Весь квадратный, неповоротливый, толсто одетый – в ватнике, в шинели, в стеганых штанах – с наножником на правой ноге, с карабином за спиной, этот ездовой неожиданно вызвал у Кузнецова неприязнь своей злобной решительностью. Слово «пристрелить» прозвучало приговором на казнь невиновного.
– Придется, видать, – проговорил кто-то. – А жаль кобылку…
При отступлении под Рославлем Кузнецов видел раз, как солдаты из жалости пристреливают раненых лошадей, переставших быть тягловой силой. Но и тогда это походило на противоестественный, неоправданно жестокий расстрел ослабевшего.
– Не дам! – тонким голосом вскрикнул Сергуненков и, вскочив, шагнул к Рубину. – Что предлагаешь, живодер? Что предлагаешь? Не дам лошадь! В чем она виновата?
– Прекратите истерику, Сергуненков! Раньше надо было думать. Никто, кроме вас, не виноват. Возьмите себя в руки! – оборвал Дроздовский и указал плеткой на кювет. – Оттащите лошадь с дороги, чтоб не мешала. Продолжать спуск! По местам!
Кузнецов сказал:
– Второе орудие стоило бы отцепить от передка и спускать на руках. Так будет вернее.
– Как угодно, хоть на плечах спускайте! – ответил Дроздовский, глядя поверх головы Кузнецова на солдат, неловко волочивших лошадь к обочине, и покривился: – Немедленно пристрелить! Рубин!..

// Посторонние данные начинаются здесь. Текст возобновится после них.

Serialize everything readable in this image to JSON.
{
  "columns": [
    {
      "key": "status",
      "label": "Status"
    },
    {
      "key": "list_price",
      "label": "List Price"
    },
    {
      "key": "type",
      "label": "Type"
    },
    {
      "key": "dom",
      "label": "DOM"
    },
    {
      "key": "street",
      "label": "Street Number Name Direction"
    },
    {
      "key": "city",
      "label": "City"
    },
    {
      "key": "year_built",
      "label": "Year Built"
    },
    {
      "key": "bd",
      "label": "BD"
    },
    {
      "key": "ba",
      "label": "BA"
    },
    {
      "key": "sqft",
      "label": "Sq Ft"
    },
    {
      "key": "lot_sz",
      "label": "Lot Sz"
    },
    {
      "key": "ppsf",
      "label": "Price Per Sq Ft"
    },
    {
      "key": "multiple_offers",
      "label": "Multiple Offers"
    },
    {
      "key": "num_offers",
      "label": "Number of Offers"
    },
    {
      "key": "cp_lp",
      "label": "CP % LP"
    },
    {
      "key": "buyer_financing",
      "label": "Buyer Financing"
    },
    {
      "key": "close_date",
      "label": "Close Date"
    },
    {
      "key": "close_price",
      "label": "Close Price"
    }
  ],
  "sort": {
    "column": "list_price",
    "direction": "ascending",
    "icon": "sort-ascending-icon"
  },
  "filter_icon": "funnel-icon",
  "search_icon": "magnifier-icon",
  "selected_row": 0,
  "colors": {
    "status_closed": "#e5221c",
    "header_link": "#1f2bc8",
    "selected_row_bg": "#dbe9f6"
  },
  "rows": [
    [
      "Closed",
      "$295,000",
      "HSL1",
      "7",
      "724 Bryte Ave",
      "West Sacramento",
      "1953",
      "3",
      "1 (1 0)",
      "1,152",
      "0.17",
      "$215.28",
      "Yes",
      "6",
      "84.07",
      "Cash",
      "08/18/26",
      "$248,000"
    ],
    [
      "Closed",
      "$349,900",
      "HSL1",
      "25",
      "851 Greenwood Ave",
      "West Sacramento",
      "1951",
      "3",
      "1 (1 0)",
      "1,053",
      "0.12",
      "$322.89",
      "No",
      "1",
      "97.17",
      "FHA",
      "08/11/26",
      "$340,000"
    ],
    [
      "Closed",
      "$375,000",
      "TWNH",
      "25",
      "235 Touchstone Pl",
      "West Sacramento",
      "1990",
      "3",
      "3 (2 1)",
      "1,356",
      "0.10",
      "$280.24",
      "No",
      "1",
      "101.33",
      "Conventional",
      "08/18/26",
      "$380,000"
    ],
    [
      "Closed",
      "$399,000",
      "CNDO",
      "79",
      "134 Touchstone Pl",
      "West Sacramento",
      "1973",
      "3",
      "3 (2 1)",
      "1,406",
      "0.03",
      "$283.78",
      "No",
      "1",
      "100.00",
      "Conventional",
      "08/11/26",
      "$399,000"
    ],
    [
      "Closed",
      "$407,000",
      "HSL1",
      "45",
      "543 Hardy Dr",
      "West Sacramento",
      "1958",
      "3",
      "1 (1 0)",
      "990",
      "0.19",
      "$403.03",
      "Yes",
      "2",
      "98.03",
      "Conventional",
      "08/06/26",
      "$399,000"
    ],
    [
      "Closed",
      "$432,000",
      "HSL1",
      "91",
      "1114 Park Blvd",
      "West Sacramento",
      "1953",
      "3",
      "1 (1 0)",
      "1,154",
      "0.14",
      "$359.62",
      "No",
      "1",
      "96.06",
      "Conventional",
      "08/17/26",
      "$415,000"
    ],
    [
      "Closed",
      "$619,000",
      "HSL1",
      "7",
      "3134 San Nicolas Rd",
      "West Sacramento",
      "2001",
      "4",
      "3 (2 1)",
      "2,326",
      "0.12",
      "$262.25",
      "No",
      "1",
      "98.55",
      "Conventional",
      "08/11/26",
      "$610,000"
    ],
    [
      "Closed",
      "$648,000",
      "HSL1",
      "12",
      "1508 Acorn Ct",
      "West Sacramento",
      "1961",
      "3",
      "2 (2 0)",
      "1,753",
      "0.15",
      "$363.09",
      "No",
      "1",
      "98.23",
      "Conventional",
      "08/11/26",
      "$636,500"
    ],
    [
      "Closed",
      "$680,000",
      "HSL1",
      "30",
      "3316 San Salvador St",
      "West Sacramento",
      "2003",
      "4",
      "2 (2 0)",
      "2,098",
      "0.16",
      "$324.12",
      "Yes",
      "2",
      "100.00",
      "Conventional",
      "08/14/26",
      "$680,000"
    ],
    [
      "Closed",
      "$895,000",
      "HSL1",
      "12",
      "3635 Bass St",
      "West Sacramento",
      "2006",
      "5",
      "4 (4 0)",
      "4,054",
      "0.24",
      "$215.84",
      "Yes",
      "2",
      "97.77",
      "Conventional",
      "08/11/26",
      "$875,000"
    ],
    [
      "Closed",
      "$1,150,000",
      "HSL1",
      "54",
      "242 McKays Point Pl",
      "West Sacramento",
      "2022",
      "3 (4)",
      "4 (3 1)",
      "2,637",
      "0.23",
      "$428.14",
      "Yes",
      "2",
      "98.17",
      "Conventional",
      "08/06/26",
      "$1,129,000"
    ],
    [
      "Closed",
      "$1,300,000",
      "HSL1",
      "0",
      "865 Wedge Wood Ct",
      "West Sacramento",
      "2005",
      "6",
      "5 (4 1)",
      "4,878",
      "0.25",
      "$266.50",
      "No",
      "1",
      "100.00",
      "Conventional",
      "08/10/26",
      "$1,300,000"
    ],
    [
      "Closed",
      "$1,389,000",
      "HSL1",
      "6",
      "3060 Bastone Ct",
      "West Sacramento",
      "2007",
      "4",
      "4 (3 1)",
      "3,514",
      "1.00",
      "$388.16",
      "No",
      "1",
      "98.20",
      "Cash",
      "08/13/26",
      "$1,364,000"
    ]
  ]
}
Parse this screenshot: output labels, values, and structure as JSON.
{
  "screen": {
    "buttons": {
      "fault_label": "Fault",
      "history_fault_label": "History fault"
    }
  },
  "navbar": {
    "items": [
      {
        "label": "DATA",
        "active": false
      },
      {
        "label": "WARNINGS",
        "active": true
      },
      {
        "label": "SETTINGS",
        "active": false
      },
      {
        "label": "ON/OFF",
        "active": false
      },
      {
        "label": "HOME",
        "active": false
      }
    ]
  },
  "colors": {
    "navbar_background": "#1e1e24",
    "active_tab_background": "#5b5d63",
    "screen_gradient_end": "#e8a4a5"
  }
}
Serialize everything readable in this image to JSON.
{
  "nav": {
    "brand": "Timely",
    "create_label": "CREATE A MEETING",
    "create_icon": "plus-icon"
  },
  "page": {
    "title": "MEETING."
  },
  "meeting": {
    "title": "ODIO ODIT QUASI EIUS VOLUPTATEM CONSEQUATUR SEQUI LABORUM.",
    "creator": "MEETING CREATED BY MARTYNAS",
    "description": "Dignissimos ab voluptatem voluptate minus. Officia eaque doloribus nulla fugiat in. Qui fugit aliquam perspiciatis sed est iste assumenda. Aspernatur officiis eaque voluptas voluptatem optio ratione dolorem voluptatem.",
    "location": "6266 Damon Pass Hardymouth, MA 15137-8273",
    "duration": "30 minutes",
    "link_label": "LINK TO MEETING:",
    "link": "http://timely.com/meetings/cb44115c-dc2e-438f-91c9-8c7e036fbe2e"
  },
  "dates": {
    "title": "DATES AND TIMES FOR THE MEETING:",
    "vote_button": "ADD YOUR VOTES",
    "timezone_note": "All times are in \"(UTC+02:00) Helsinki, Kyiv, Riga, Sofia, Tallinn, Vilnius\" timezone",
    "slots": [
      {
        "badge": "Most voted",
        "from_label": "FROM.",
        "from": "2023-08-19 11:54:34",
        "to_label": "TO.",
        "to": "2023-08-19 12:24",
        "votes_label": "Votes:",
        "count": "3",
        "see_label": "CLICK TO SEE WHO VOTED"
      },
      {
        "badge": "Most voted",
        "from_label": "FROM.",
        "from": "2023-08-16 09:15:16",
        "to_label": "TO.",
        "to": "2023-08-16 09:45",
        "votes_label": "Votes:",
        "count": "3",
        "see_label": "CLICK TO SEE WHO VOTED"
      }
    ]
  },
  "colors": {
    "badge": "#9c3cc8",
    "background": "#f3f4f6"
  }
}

А уносная будто поняла смысл отданного распоряжения. Прерывистое, визгливое ее ржание прорезало морозный воздух. Как крик о боли, о защите, этот вибрирующий визг вонзился в уши Кузнецова. Он знал, что лошади причиняли страдания, сталкивая ее, живую, с переломанными ногами, к кювету, и, готовый зажмуриться, увидел ее последнее усилие подняться, как бы в доказательство, что она еще жива, что убивать ее не нужно. Ездовой Рубин, ощерив крепкие зубы, с торопливой озлобленностью на багровом лице, спеша, отводил затвор винтовки, а ствол неприцельно колебался, направленный в поднятую лошадиную голову, мокрую, потную, с трясущимися от последнего умоляющего ржания губами.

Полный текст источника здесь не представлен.